Livre de Aldous Huxley
On constate que le modernisme mène inexorablement à un monde où tout ce qui est
dit se saura, tous les lieux où l’on va seront connus, tout pourra être contrôlé
dans des zones franches, tous les témoins qui ne seront pas au vert seront
signalés, tout sera assisté, on ne pourra empêcher les autorités de tout savoir
sur tout, enfin de le croire. On ne pourra pas empêcher les outils de nous
piloter toute la journée. Donc d'avoir un monde complètement procédural,
complètement interactif, complètement thérapeutique, anesthésiant, qui prévoit
tout ce qu'on va faire, ce dont on a besoin, envie. Enfin ce qu’on osera dire,
ce qu’on osera se permettre, sombrement en-deçà des pressions intestinales. On
se leurrera par des modes et des cultures, des techniques, des robots, des
infos, des transactions interactives, bien tatillonnes, bien inutiles, bien
futiles, bien prenantes, qui recréent des besoins.

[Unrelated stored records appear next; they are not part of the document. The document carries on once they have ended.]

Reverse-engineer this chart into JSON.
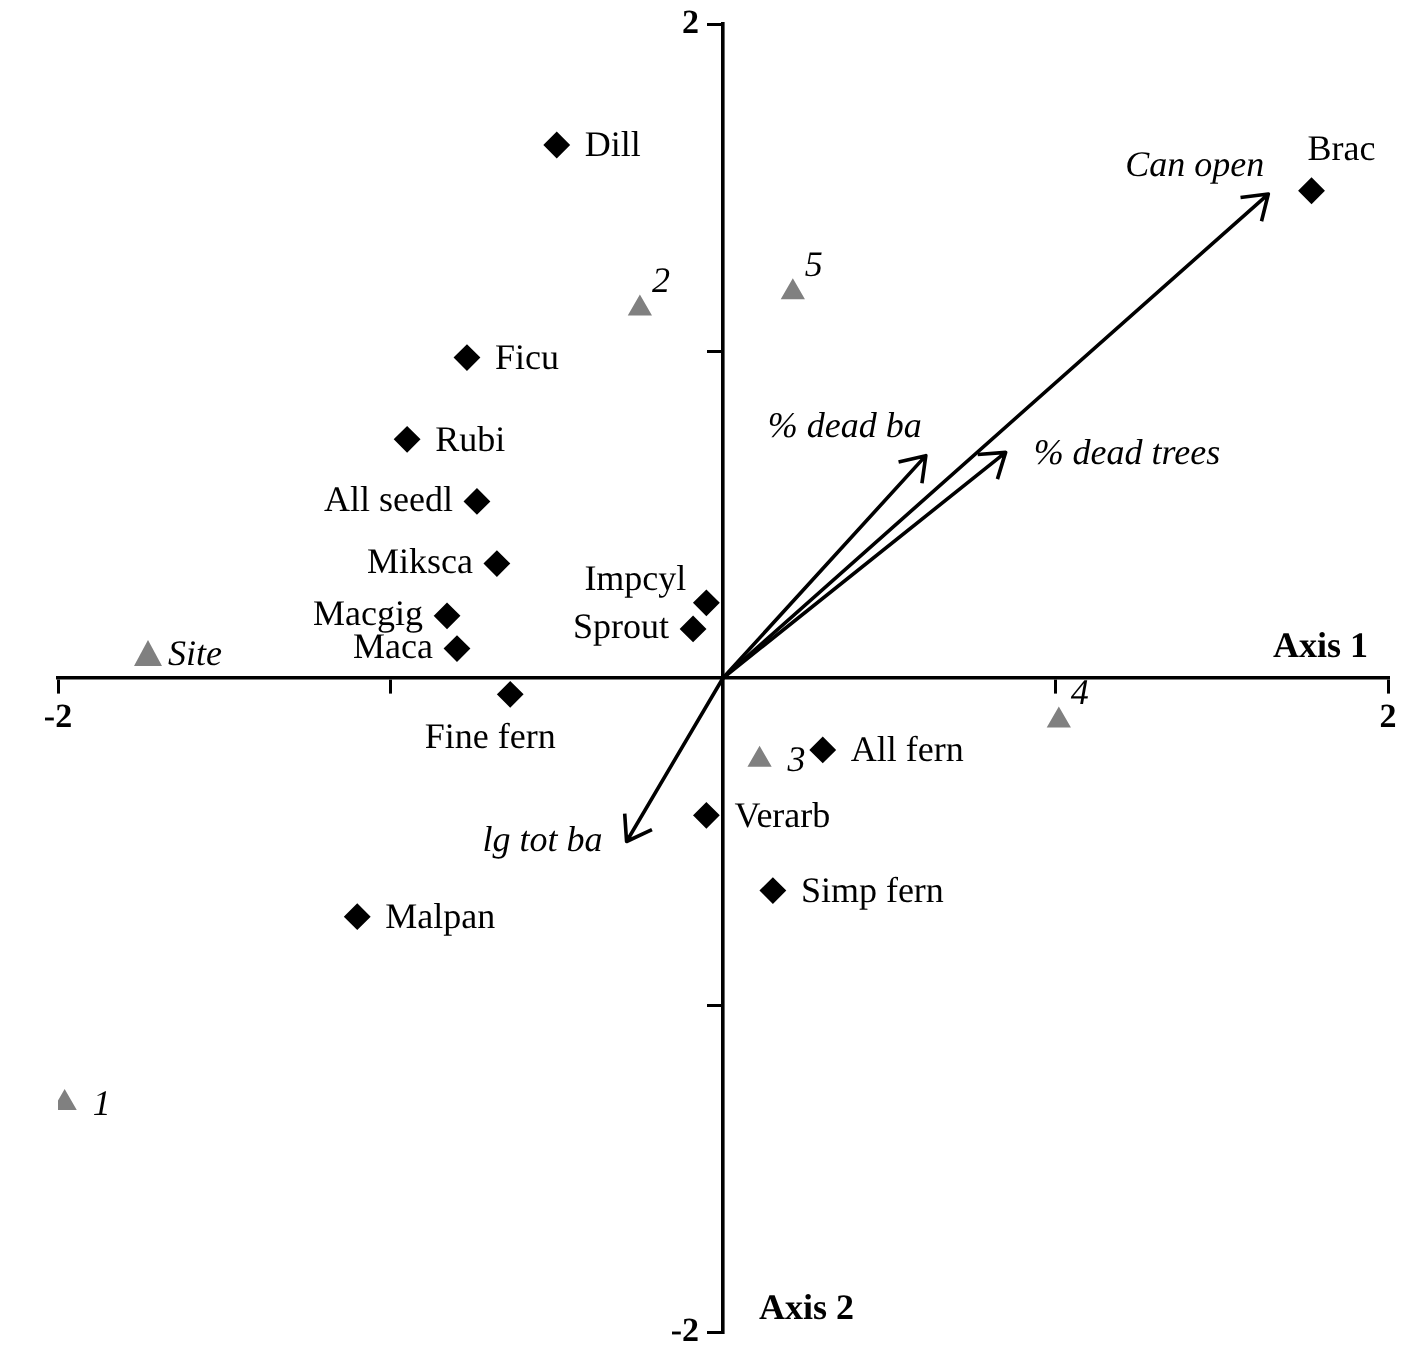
{
  "chart_data": {
    "type": "scatter",
    "xlabel": "Axis 1",
    "ylabel": "Axis 2",
    "xlim": [
      -2,
      2
    ],
    "ylim": [
      -2,
      2
    ],
    "xticks": [
      -2,
      {
        "value": -1,
        "label": null
      },
      {
        "value": 1,
        "label": null
      },
      2
    ],
    "yticks": [
      -2,
      {
        "value": -1,
        "label": null
      },
      {
        "value": 1,
        "label": null
      },
      2
    ],
    "grid": false,
    "legend": "left",
    "series": [
      {
        "marker": "diamond",
        "color": "#000000",
        "x": [
          -0.5,
          -0.77,
          -0.95,
          -0.74,
          -0.68,
          -0.83,
          -0.8,
          -0.09,
          -0.05,
          -0.64,
          0.3,
          -0.05,
          0.15,
          -1.1,
          1.77
        ],
        "values": [
          1.63,
          0.98,
          0.73,
          0.54,
          0.35,
          0.19,
          0.09,
          0.15,
          0.23,
          -0.05,
          -0.22,
          -0.42,
          -0.65,
          -0.73,
          1.49
        ]
      },
      {
        "name": "Site",
        "marker": "triangle",
        "color": "#808080",
        "x": [
          -0.25,
          0.21,
          0.11,
          1.01,
          -1.98
        ],
        "values": [
          1.13,
          1.18,
          -0.25,
          -0.13,
          -1.3
        ]
      }
    ],
    "annotations": [
      {
        "text": "Dill",
        "x": -0.5,
        "y": 1.63
      },
      {
        "text": "Ficu",
        "x": -0.77,
        "y": 0.98
      },
      {
        "text": "Rubi",
        "x": -0.95,
        "y": 0.73
      },
      {
        "text": "All seedl",
        "x": -0.74,
        "y": 0.54
      },
      {
        "text": "Miksca",
        "x": -0.68,
        "y": 0.35
      },
      {
        "text": "Macgig",
        "x": -0.83,
        "y": 0.19
      },
      {
        "text": "Maca",
        "x": -0.8,
        "y": 0.09
      },
      {
        "text": "Sprout",
        "x": -0.09,
        "y": 0.15
      },
      {
        "text": "Impcyl",
        "x": -0.05,
        "y": 0.23
      },
      {
        "text": "Fine fern",
        "x": -0.64,
        "y": -0.05
      },
      {
        "text": "All fern",
        "x": 0.3,
        "y": -0.22
      },
      {
        "text": "Verarb",
        "x": -0.05,
        "y": -0.42
      },
      {
        "text": "Simp fern",
        "x": 0.15,
        "y": -0.65
      },
      {
        "text": "Malpan",
        "x": -1.1,
        "y": -0.73
      },
      {
        "text": "Brac",
        "x": 1.77,
        "y": 1.49
      },
      {
        "text": "2",
        "x": -0.25,
        "y": 1.13
      },
      {
        "text": "5",
        "x": 0.21,
        "y": 1.18
      },
      {
        "text": "3",
        "x": 0.11,
        "y": -0.25
      },
      {
        "text": "4",
        "x": 1.01,
        "y": -0.13
      },
      {
        "text": "1",
        "x": -1.98,
        "y": -1.3
      },
      "Can open",
      "% dead ba",
      "% dead trees",
      "lg tot ba"
    ]
  }
}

Rappelons que le capitalisme, c'est le monde moderne amené à une liberté
d'entreprise sauvage, qui doit être contrôlée. Et quand le contrôle est par-delà
le contrôle impossible, cela n'enlève en rien le contrôle indispensable comme on
dit si bien dans le film Interstellar.
C'est le sujet du livre « Le meilleur des mondes », qui extrapole des tendances
déjà entamées dans notre monde actuel. Leurs outils n’ont pas de nouveaux
faire-valoir autres que celui d'être dans la pile des outils de maintien de la
société par des automatismes, et bien que ne devant pas plaire dare-dare car ils
s’en trouvent à un pôle extrême, le pôle de la maitrise maximum par un genre de
thérapie industrielle irrespectueuse, cette thérapie les formate à aimer le
formatage, et de plus elle se le cache jusqu’à ne plus s’en apercevoir.

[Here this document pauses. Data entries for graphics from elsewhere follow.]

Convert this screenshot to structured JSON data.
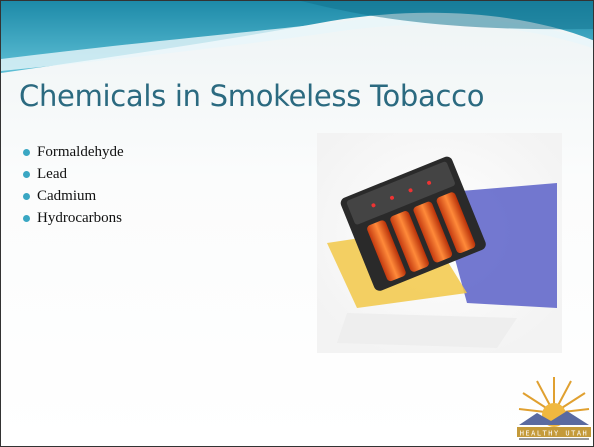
{
  "slide": {
    "title": "Chemicals in Smokeless Tobacco",
    "bullets": [
      "Formaldehyde",
      "Lead",
      "Cadmium",
      "Hydrocarbons"
    ],
    "logo": {
      "text": "HEALTHY UTAH"
    }
  }
}
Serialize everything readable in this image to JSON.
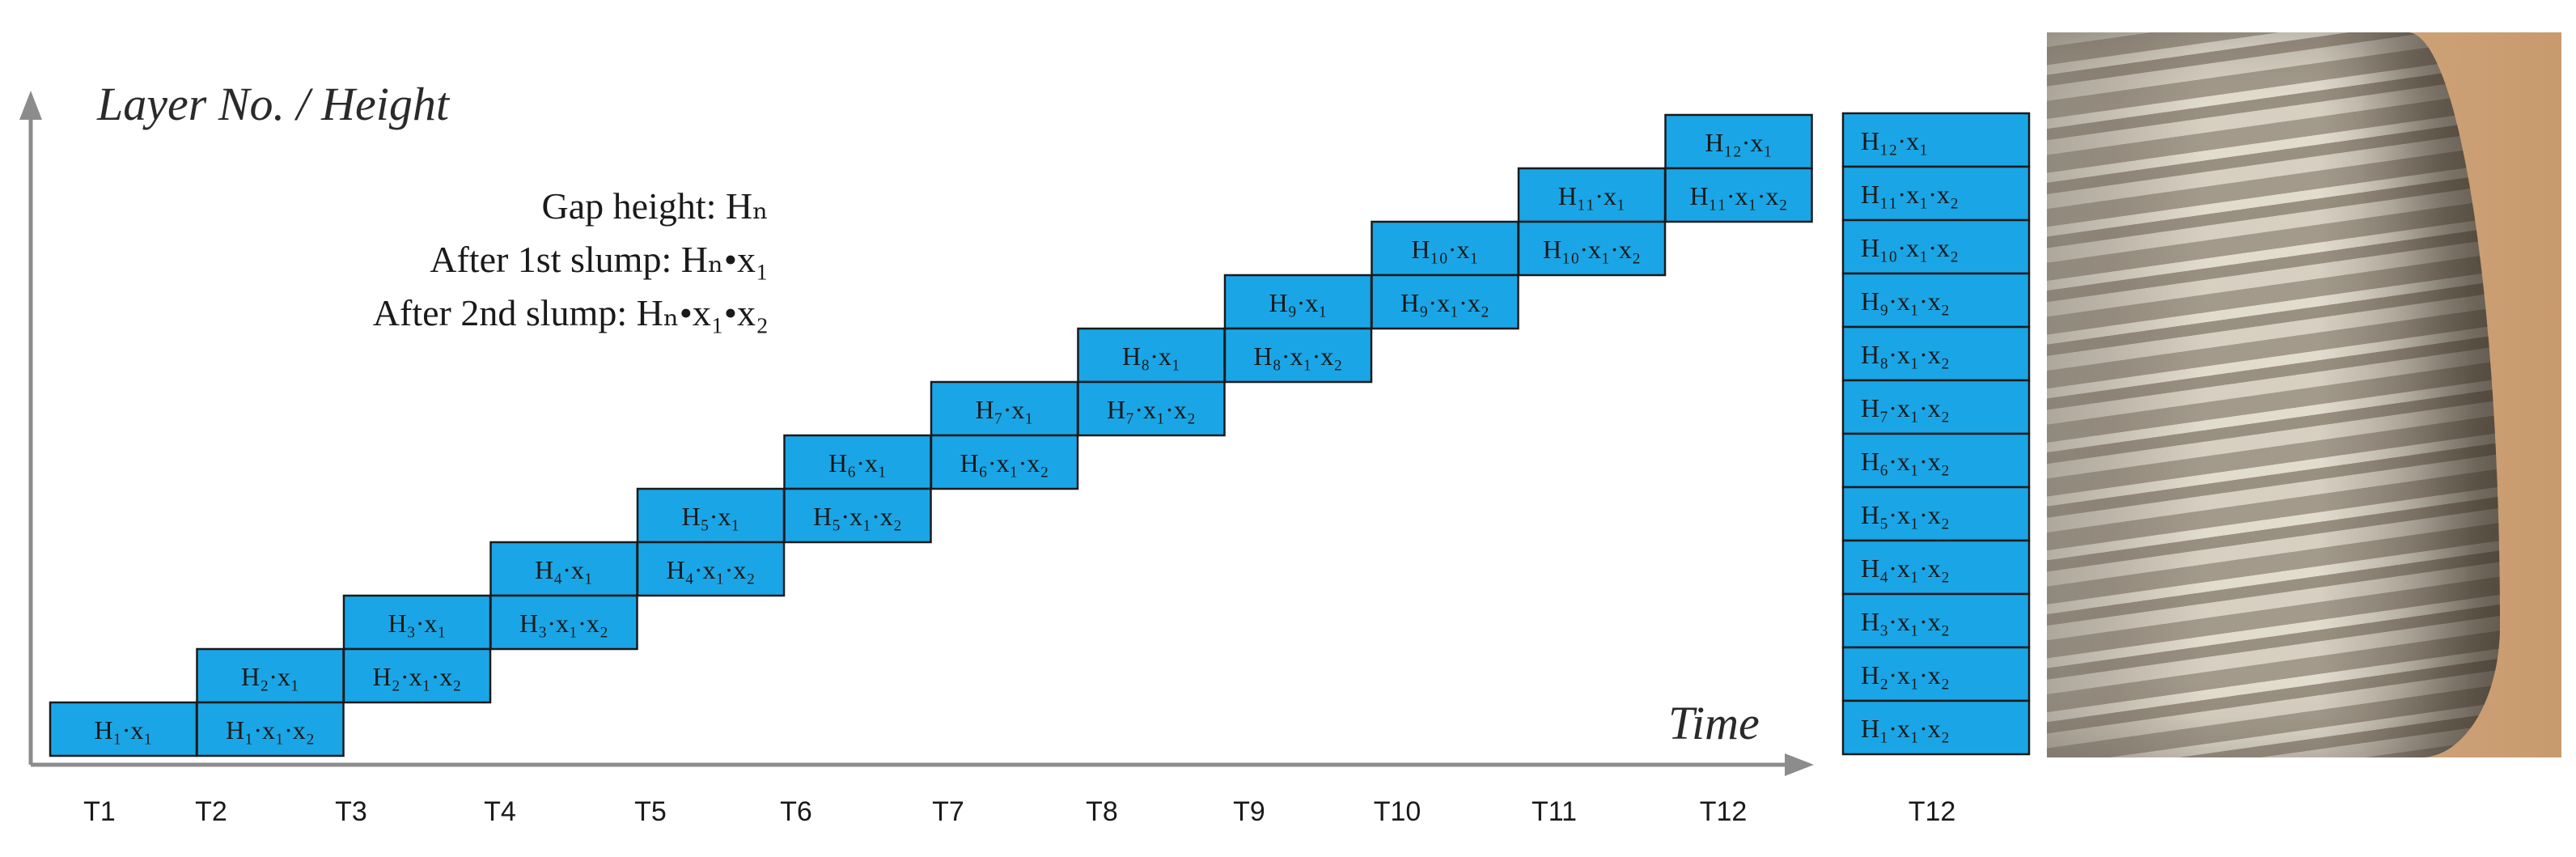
{
  "axis": {
    "y_title": "Layer No. / Height",
    "x_title": "Time"
  },
  "legend": {
    "line1": "Gap height: Hₙ",
    "line2": "After 1st slump: Hₙ•x₁",
    "line3": "After 2nd slump: Hₙ•x₁•x₂"
  },
  "time_labels": [
    "T1",
    "T2",
    "T3",
    "T4",
    "T5",
    "T6",
    "T7",
    "T8",
    "T9",
    "T10",
    "T11",
    "T12"
  ],
  "final_stack_label": "T12",
  "staircase": [
    {
      "top": "H₁·x₁",
      "bottom": ""
    },
    {
      "top": "H₂·x₁",
      "bottom": "H₁·x₁·x₂"
    },
    {
      "top": "H₃·x₁",
      "bottom": "H₂·x₁·x₂"
    },
    {
      "top": "H₄·x₁",
      "bottom": "H₃·x₁·x₂"
    },
    {
      "top": "H₅·x₁",
      "bottom": "H₄·x₁·x₂"
    },
    {
      "top": "H₆·x₁",
      "bottom": "H₅·x₁·x₂"
    },
    {
      "top": "H₇·x₁",
      "bottom": "H₆·x₁·x₂"
    },
    {
      "top": "H₈·x₁",
      "bottom": "H₇·x₁·x₂"
    },
    {
      "top": "H₉·x₁",
      "bottom": "H₈·x₁·x₂"
    },
    {
      "top": "H₁₀·x₁",
      "bottom": "H₉·x₁·x₂"
    },
    {
      "top": "H₁₁·x₁",
      "bottom": "H₁₀·x₁·x₂"
    },
    {
      "top": "H₁₂·x₁",
      "bottom": "H₁₁·x₁·x₂"
    }
  ],
  "final_stack": [
    "H₁₂·x₁",
    "H₁₁·x₁·x₂",
    "H₁₀·x₁·x₂",
    "H₉·x₁·x₂",
    "H₈·x₁·x₂",
    "H₇·x₁·x₂",
    "H₆·x₁·x₂",
    "H₅·x₁·x₂",
    "H₄·x₁·x₂",
    "H₃·x₁·x₂",
    "H₂·x₁·x₂",
    "H₁·x₁·x₂"
  ],
  "colors": {
    "block_fill": "#1aa6e6",
    "block_stroke": "#1a1a1a",
    "axis": "#8c8c8c",
    "text": "#1a1a1a"
  }
}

Ce livre présente un monde totalement contrôlé, méthodiquement maintenu dans une
stabilité, dans une anti-agressivité sans paradoxes gérés, sans prévenance
gérée, sans souplesse gérée, sans disposition à la supposition, à la
prédisposition, à l'improbabilité, sans diversité gérée, mais par contre sans
propos visés par les autorités. Un futur dans cette vision qui cherche à
promouvoir techniquement l'inégalité, jusque même recréée artificiellement à la
naissance.
Pour autant, c'est plutôt du communisme, et pour parler d'artificialité, c'est
aussi une nature soumise et contrôlée. Ces gens sont dans la gentillesse et
l'allégresse la plus pure, ils ont annihilé ce système de contrôle de soi qu'est
la négation et la revendication, ainsi que la vraie critique. Le livre a surtout
pour but de mettre en évidence que les tendances actuelles liberticides
n'auraient pas de sens si on les faisait aboutir à leur plénitude. Beaucoup de
faits ne sont pas plus crédibles que réalisables dans la réalité, mais sont
intéressants comme exposition de thèse.
Ce sujet est à rapprocher d’une série où les gens vivent en vase clos et sont
tués toujours au même âge pour obtenir des renouvellements de populations
judiciairement égalitaires, mais aussi éliminer d’un coup de balai le problème
des retraites (l’âge de Cristal). Il existe aussi un livre (Reproduction
Interdite de Jean-Michel Truong) et un film où des gens vivent en vase clos pour
être donneurs de membres, en laissant croire que dans ces usines, les membres
poussent démembrés.
On remarque qu'on accepte d'un même élan de solidarité critique, scandalisé et
antirévolutionnaire les outils qui créent des inégalités, des égalités ou les
deux à la fois. On s’y perd et c’est à cause de la méthode d’expression critique
qu’on s’y perd. Ce qui choque, ce ne sont pas les faits, c'est plus abstrait,
plus spirituel, plus personnel, plus une sécurité qu’une vérité, plutôt un mode
d’alerte qu’une alerte, comme quoi on ne peut pas juger une alerte sur sa
sincérité, sur le ressenti.
L’alerte à tout va c’est le libre cours au forçage, par la force, ou l'astuce,
ou l'enculade. C’est aussi tomber et retomber à jamais dans l’alerte à jamais
va. C'est un autre mode de l'irrespect, l'absence d’écoute, de compréhension,
d’assentiment, ou sinon de désir. Une autre culture soi-disant. En écoutant un
peu parler le futur, qu’on peut entendre dans les œuvres d’anticipation. Autant
réagir tant que cela reste indispensable.